18階にはマーケティング企画部と談話ルームがあるとエレベーターに乗る前に青山さんから説明があったが…目の前に広がる某コーヒーショップのようなオシャレな空間を談話ルームと呼んでいいものか…
某コーヒーショップと違うのは店員がいなくて自販機が置いてあるということくらい
しかもその自販機もコーヒーを豆から挽いてくれるやつもある
隣にいた佳香もポカンと口を開けている。
「では談話ルームから撮りますね」
そう言って佳香を肘でつつき、準備に取り掛かる。
談話ルームでの撮影も滞りなくすすみ、最後に談話ルーム入口にある自販機で男性のモデルさんが飲み物を買っているところを撮っていると、廊下から人が来る気配がした。
「お、橘ー」
廊下から男性モデルさんを呼ぶ声がした。廊下から我々取材陣は死角で見えないのだろう。私からもまだ声の主は確認出来ていないので、気にせずシャッター押す。

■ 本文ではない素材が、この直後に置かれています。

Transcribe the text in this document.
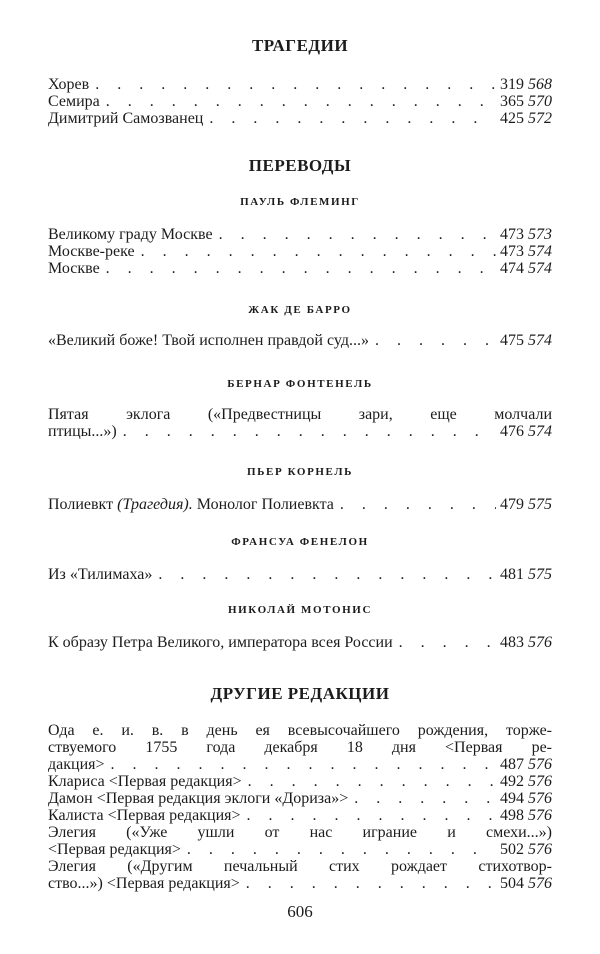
ТРАГЕДИИ
Хорев . . .	319 568
Семира . . .	365 570
Димитрий Самозванец . . .	425 572
ПЕРЕВОДЫ
ПАУЛЬ ФЛЕМИНГ
Великому граду Москве . . .	473 573
Москве-реке . . .	473 574
Москве . . .	474 574
ЖАК ДЕ БАРРО
«Великий боже! Твой исполнен правдой суд...» . . .	475 574
БЕРНАР ФОНТЕНЕЛЬ
Пятая эклога («Предвестницы зари, еще молчали
птицы...») . . .	476 574
ПЬЕР КОРНЕЛЬ
Полиевкт (Трагедия). Монолог Полиевкта . . .	479 575
ФРАНСУА ФЕНЕЛОН
Из «Тилимаха» . . .	481 575
НИКОЛАЙ МОТОНИС
К образу Петра Великого, императора всея России . . .	483 576
ДРУГИЕ РЕДАКЦИИ
Ода е. и. в. в день ея всевысочайшего рождения, торже-
ствуемого 1755 года декабря 18 дня <Первая ре-
дакция> . . .	487 576
Клариса <Первая редакция> . . .	492 576
Дамон <Первая редакция эклоги «Дориза»> . . .	494 576
Калиста <Первая редакция> . . .	498 576
Элегия («Уже ушли от нас играние и смехи...»)
<Первая редакция> . . .	502 576
Элегия («Другим печальный стих рождает стихотвор-
ство...») <Первая редакция> . . .	504 576
606
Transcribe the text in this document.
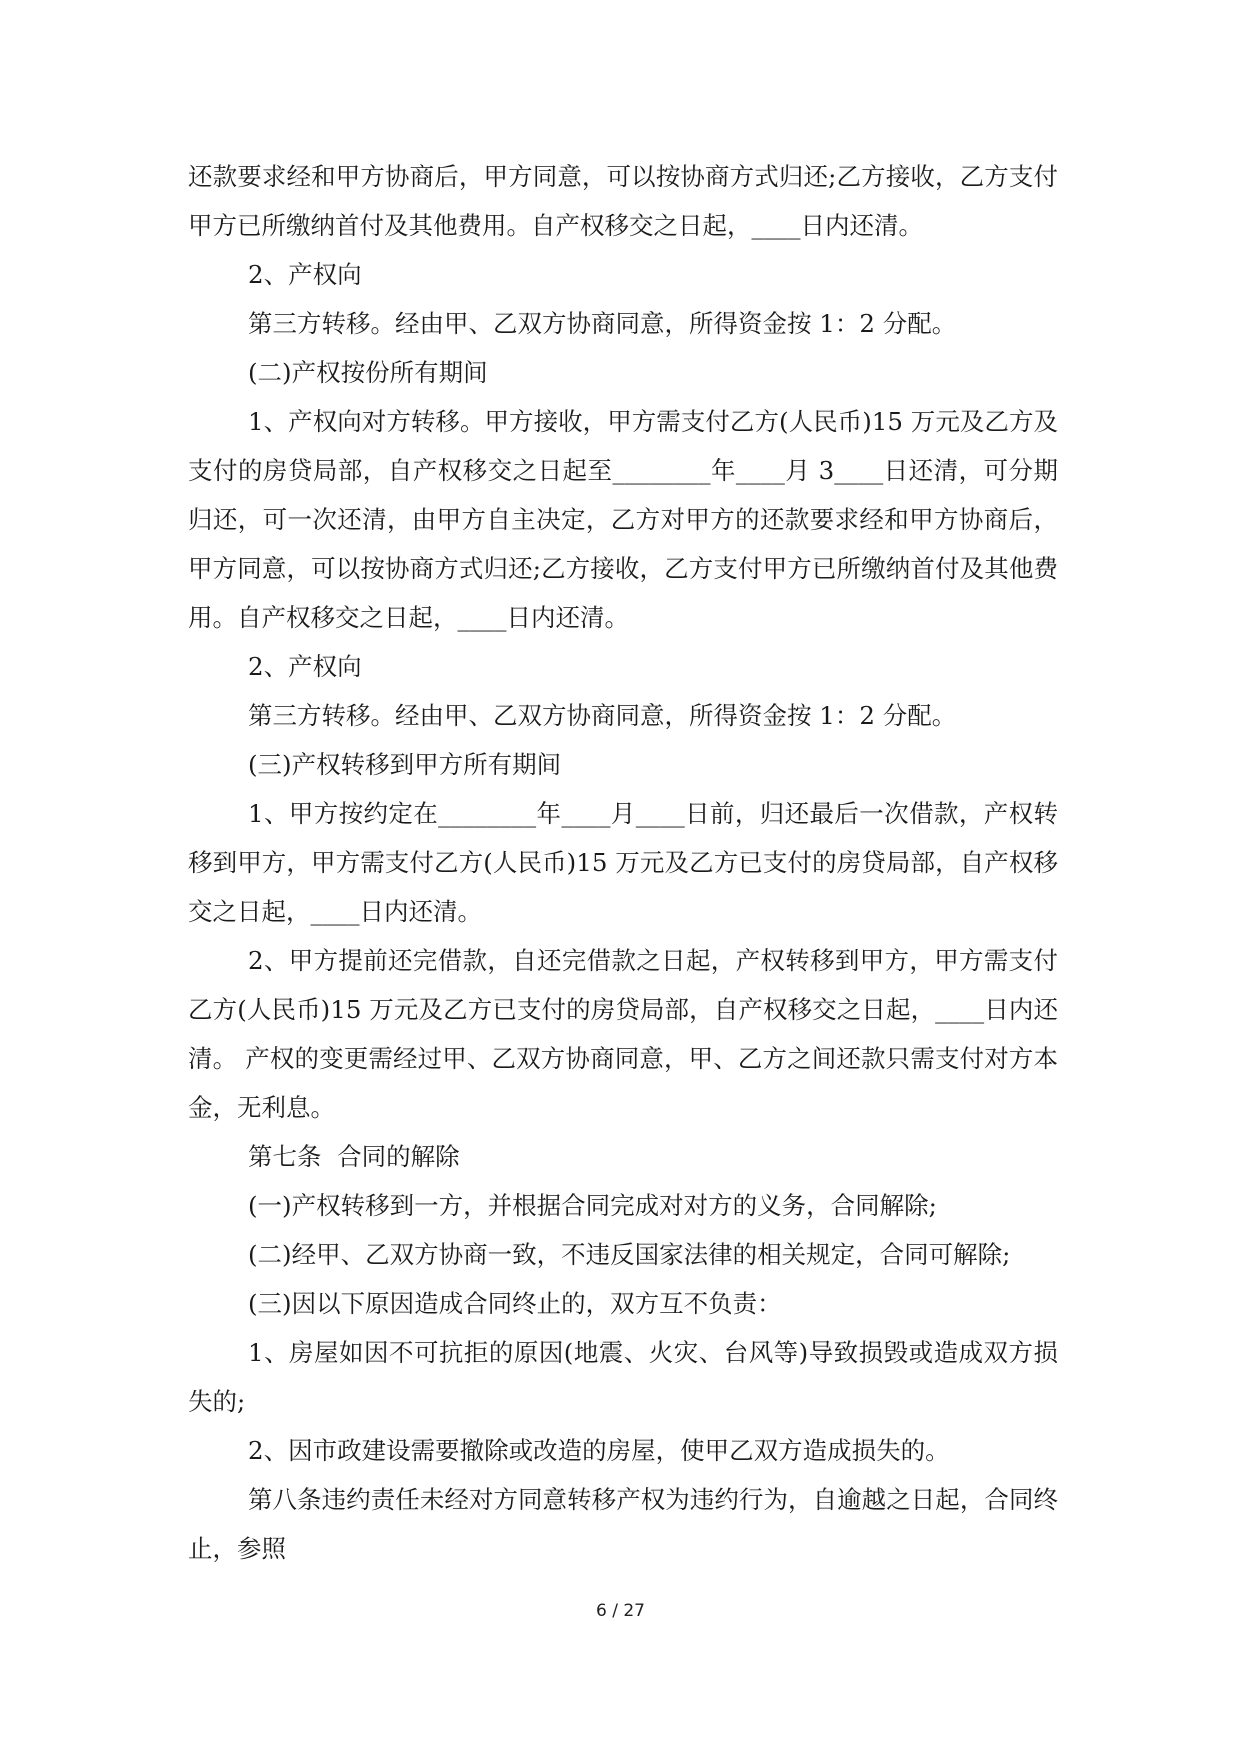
还款要求经和甲方协商后，甲方同意，可以按协商方式归还;乙方接收，乙方支付甲方已所缴纳首付及其他费用。自产权移交之日起，____日内还清。

2、产权向

第三方转移。经由甲、乙双方协商同意，所得资金按 1：2 分配。

(二)产权按份所有期间

1、产权向对方转移。甲方接收，甲方需支付乙方(人民币)15 万元及乙方及支付的房贷局部，自产权移交之日起至________年____月 3____日还清，可分期归还，可一次还清，由甲方自主决定，乙方对甲方的还款要求经和甲方协商后，甲方同意，可以按协商方式归还;乙方接收，乙方支付甲方已所缴纳首付及其他费用。自产权移交之日起，____日内还清。

2、产权向

第三方转移。经由甲、乙双方协商同意，所得资金按 1：2 分配。

(三)产权转移到甲方所有期间

1、甲方按约定在________年____月____日前，归还最后一次借款，产权转移到甲方，甲方需支付乙方(人民币)15 万元及乙方已支付的房贷局部，自产权移交之日起，____日内还清。

2、甲方提前还完借款，自还完借款之日起，产权转移到甲方，甲方需支付乙方(人民币)15 万元及乙方已支付的房贷局部，自产权移交之日起，____日内还清。 产权的变更需经过甲、乙双方协商同意，甲、乙方之间还款只需支付对方本金，无利息。

第七条  合同的解除

(一)产权转移到一方，并根据合同完成对对方的义务，合同解除;

(二)经甲、乙双方协商一致，不违反国家法律的相关规定，合同可解除;

(三)因以下原因造成合同终止的，双方互不负责：

1、房屋如因不可抗拒的原因(地震、火灾、台风等)导致损毁或造成双方损失的;

2、因市政建设需要撤除或改造的房屋，使甲乙双方造成损失的。

第八条违约责任未经对方同意转移产权为违约行为，自逾越之日起，合同终止，参照

6 / 27
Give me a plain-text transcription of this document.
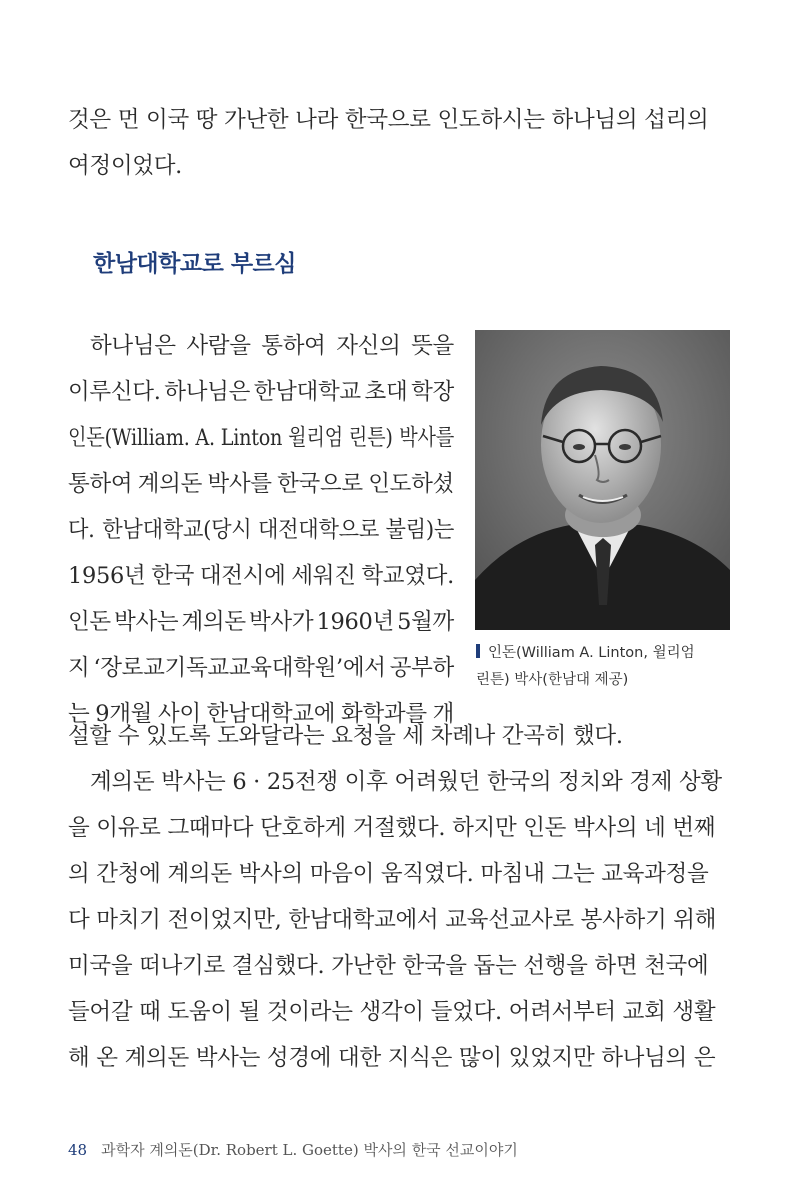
것은 먼 이국 땅 가난한 나라 한국으로 인도하시는 하나님의 섭리의
여정이었다.
한남대학교로 부르심
하나님은 사람을 통하여 자신의 뜻을
이루신다. 하나님은 한남대학교 초대 학장
인돈(William. A. Linton 윌리엄 린튼) 박사를
통하여 계의돈 박사를 한국으로 인도하셨
다. 한남대학교(당시 대전대학으로 불림)는
1956년 한국 대전시에 세워진 학교였다.
인돈 박사는 계의돈 박사가 1960년 5월까
지 ‘장로교기독교교육대학원’에서 공부하
는 9개월 사이 한남대학교에 화학과를 개
인돈(William A. Linton, 윌리엄
린튼) 박사(한남대 제공)
설할 수 있도록 도와달라는 요청을 세 차례나 간곡히 했다.
계의돈 박사는 6 · 25전쟁 이후 어려웠던 한국의 정치와 경제 상황
을 이유로 그때마다 단호하게 거절했다. 하지만 인돈 박사의 네 번째
의 간청에 계의돈 박사의 마음이 움직였다. 마침내 그는 교육과정을
다 마치기 전이었지만, 한남대학교에서 교육선교사로 봉사하기 위해
미국을 떠나기로 결심했다. 가난한 한국을 돕는 선행을 하면 천국에
들어갈 때 도움이 될 것이라는 생각이 들었다. 어려서부터 교회 생활
해 온 계의돈 박사는 성경에 대한 지식은 많이 있었지만 하나님의 은
48 과학자 계의돈(Dr. Robert L. Goette) 박사의 한국 선교이야기
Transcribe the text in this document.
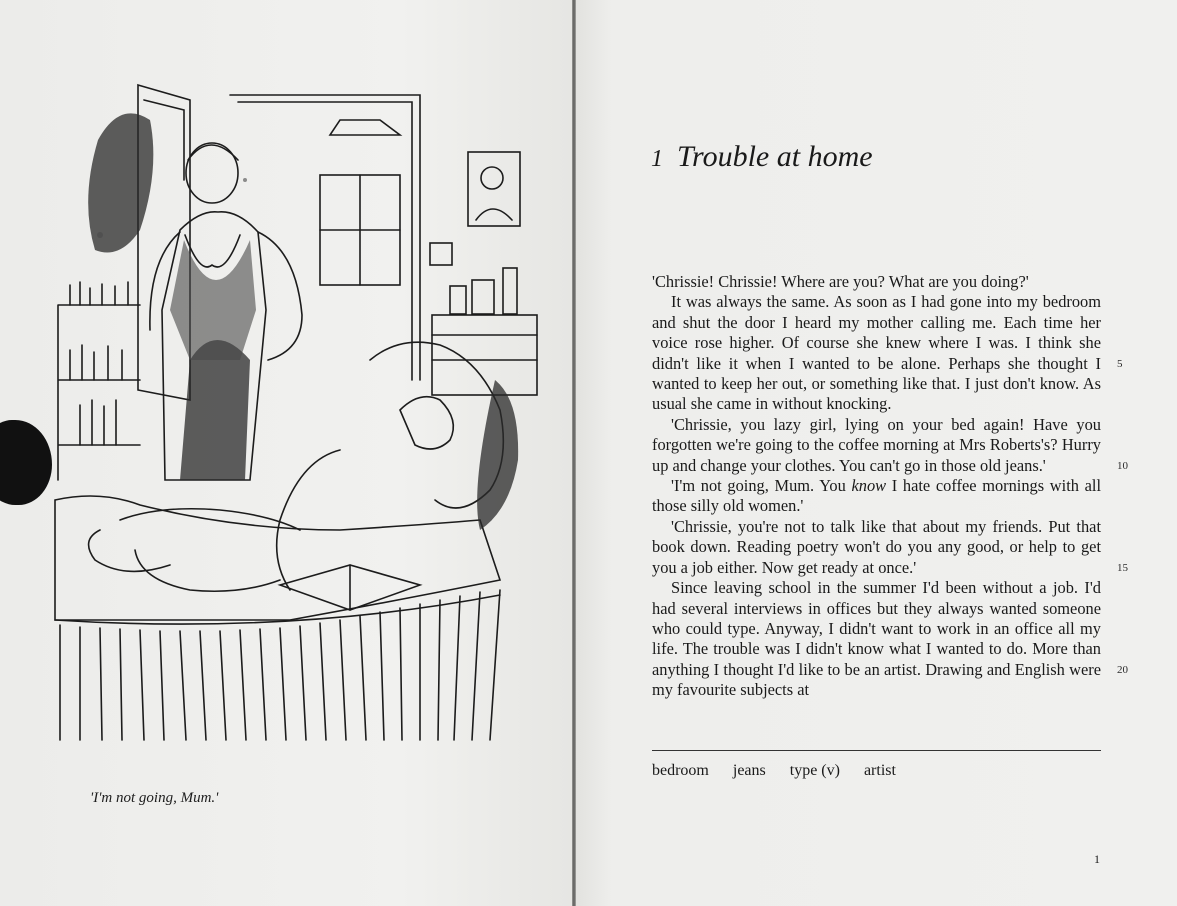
'I'm not going, Mum.'
1 Trouble at home

'Chrissie! Chrissie! Where are you? What are you doing?'

It was always the same. As soon as I had gone into my bedroom and shut the door I heard my mother calling me. Each time her voice rose higher. Of course she knew where I was. I think she didn't like it when I wanted to be alone. Perhaps she thought I wanted to keep her out, or something like that. I just don't know. As usual she came in without knocking.

'Chrissie, you lazy girl, lying on your bed again! Have you forgotten we're going to the coffee morning at Mrs Roberts's? Hurry up and change your clothes. You can't go in those old jeans.'

'I'm not going, Mum. You know I hate coffee mornings with all those silly old women.'

'Chrissie, you're not to talk like that about my friends. Put that book down. Reading poetry won't do you any good, or help to get you a job either. Now get ready at once.'

Since leaving school in the summer I'd been without a job. I'd had several interviews in offices but they always wanted someone who could type. Anyway, I didn't want to work in an office all my life. The trouble was I didn't know what I wanted to do. More than anything I thought I'd like to be an artist. Drawing and English were my favourite subjects at

5
10
15
20
bedroom jeans type (v) artist
1
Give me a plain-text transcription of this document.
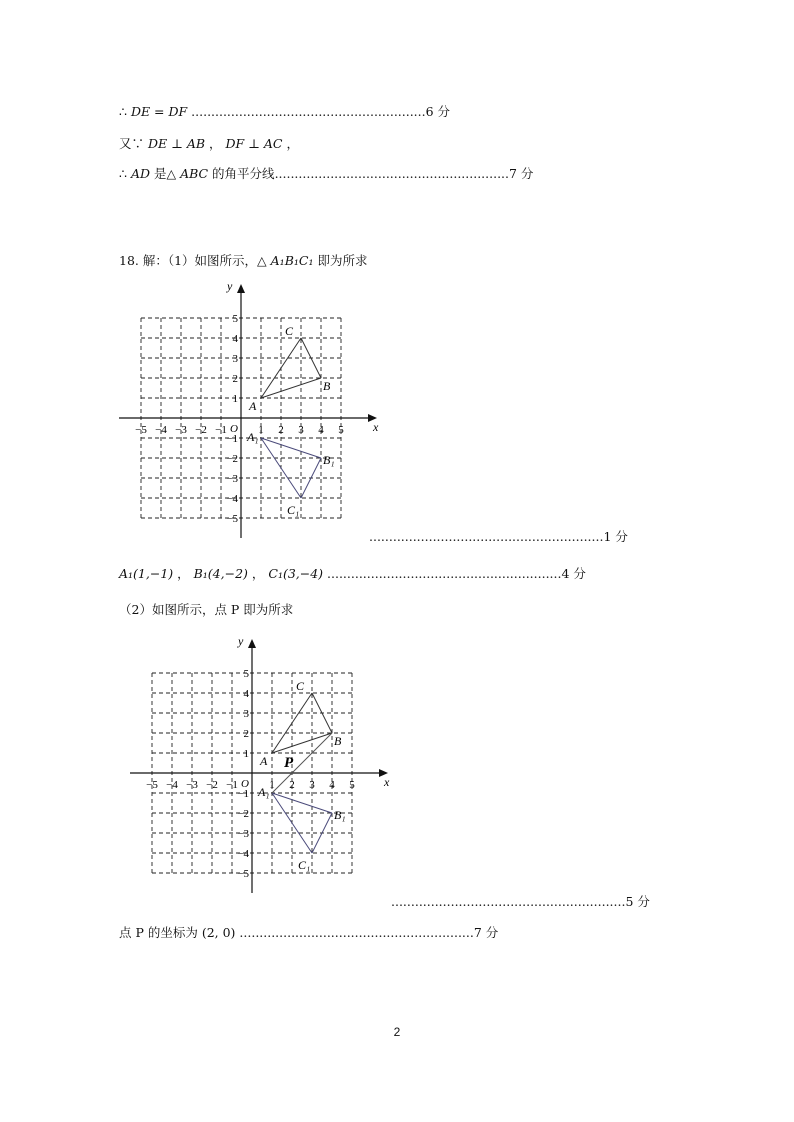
∴ DE = DF ...........................................................6 分
又∵ DE ⊥ AB ， DF ⊥ AC ，
∴ AD 是△ ABC 的角平分线...........................................................7 分
18. 解：（1）如图所示，△ A₁B₁C₁ 即为所求
x
y
O
−5 −4 −3 −2 −1	1 2 3 4 5
5
4
3
2
1
−1
−2
−3
−4
−5
A
B
C
A₁
B₁
C₁
...........................................................1 分
A₁(1,−1) ， B₁(4,−2) ， C₁(3,−4) ...........................................................4 分
（2）如图所示，点 P 即为所求
x
y
O
−5 −4 −3 −2 −1	1 2 3 4 5
5
4
3
2
1
−1
−2
−3
−4
−5
A
B
C
A₁
B₁
C₁
P
...........................................................5 分
点 P 的坐标为 (2, 0) ...........................................................7 分
2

声を掛けられて自然な仕草で振り返ってくれ、なかなかいいモノが撮れている。
「俺にもコーヒー」
そう言いながら声の主が姿を現し、モデルさんが手に持っているコーヒーを奪う。
その間もシャッターを切る……
え……
その人物とレンズ越しに目が合い、固まる。
「杏さん?あ、すいません撮影中でした?」
そう言って申し訳なさそうに微笑みながら首を傾げる彼は…紛れもなく2週間前に私を犬から救ってくれた彼、酒井大也くん
「さっ…かい…くんっ……」
不意打ちの登場に言葉が出てこない。
ななななな何故ここに!?
君に会うのは午後のグランドじゃないの!?
まだ心の準備が出来てないんですけどっ
スーツ姿もいいですねっ
って違う違う!
ん?今、「杏さん」て言った?名前で呼んだ?
あーーー赤くなるな私っ!
「談話ルーム撮影オッケーです」
固まる私のカメラのディスプレイを横から覗き込み、プレビューで出された画像を確認して、佳香が勝手にオッケーを出す。
「えっ!?ちょ佳香?」
慌てて佳香を振り返るとニヤニヤとした笑みを浮かべながら移動する準備をしている。
うわぁ…後で色々聞かれそうだ。
「杏さん?」
佳香のオッケーの合図で撮影が終わったことを理解した酒井くんはいつの間にか私の目の前にいて、カメラを握り締めたまま口をパクパクさせるしかできない情けない私。
「…っな…んで」
なんとか絞り出す疑問。
ニッコリと上から覗き込まれますます血が上っていく
「俺、オフシーズンとか遠征が重なってない午前中はマーケティング企画部で働いてるんです。他の部員もどこらしらの部署にいますよ。」
次うちですよね、早く来てください。なんて言いながら先に談話ルームからオフィスへと戻っていった。
「杏さん、移動の準備できましたよ」
放心していた私に荷物をまとめて手にした佳香が声を掛けてきた。ハッとして意識を取り戻すと、視界の端で一瞬だけ憎悪に満ちた表情を私に向けている青山さんを捉えた。
…うん、見なかったことにしよう。
「あ、ありがとう。行こうか」
佳香にお礼を述べ、談話ルームから酒井くんの待つマーケティング企画部へ向かう。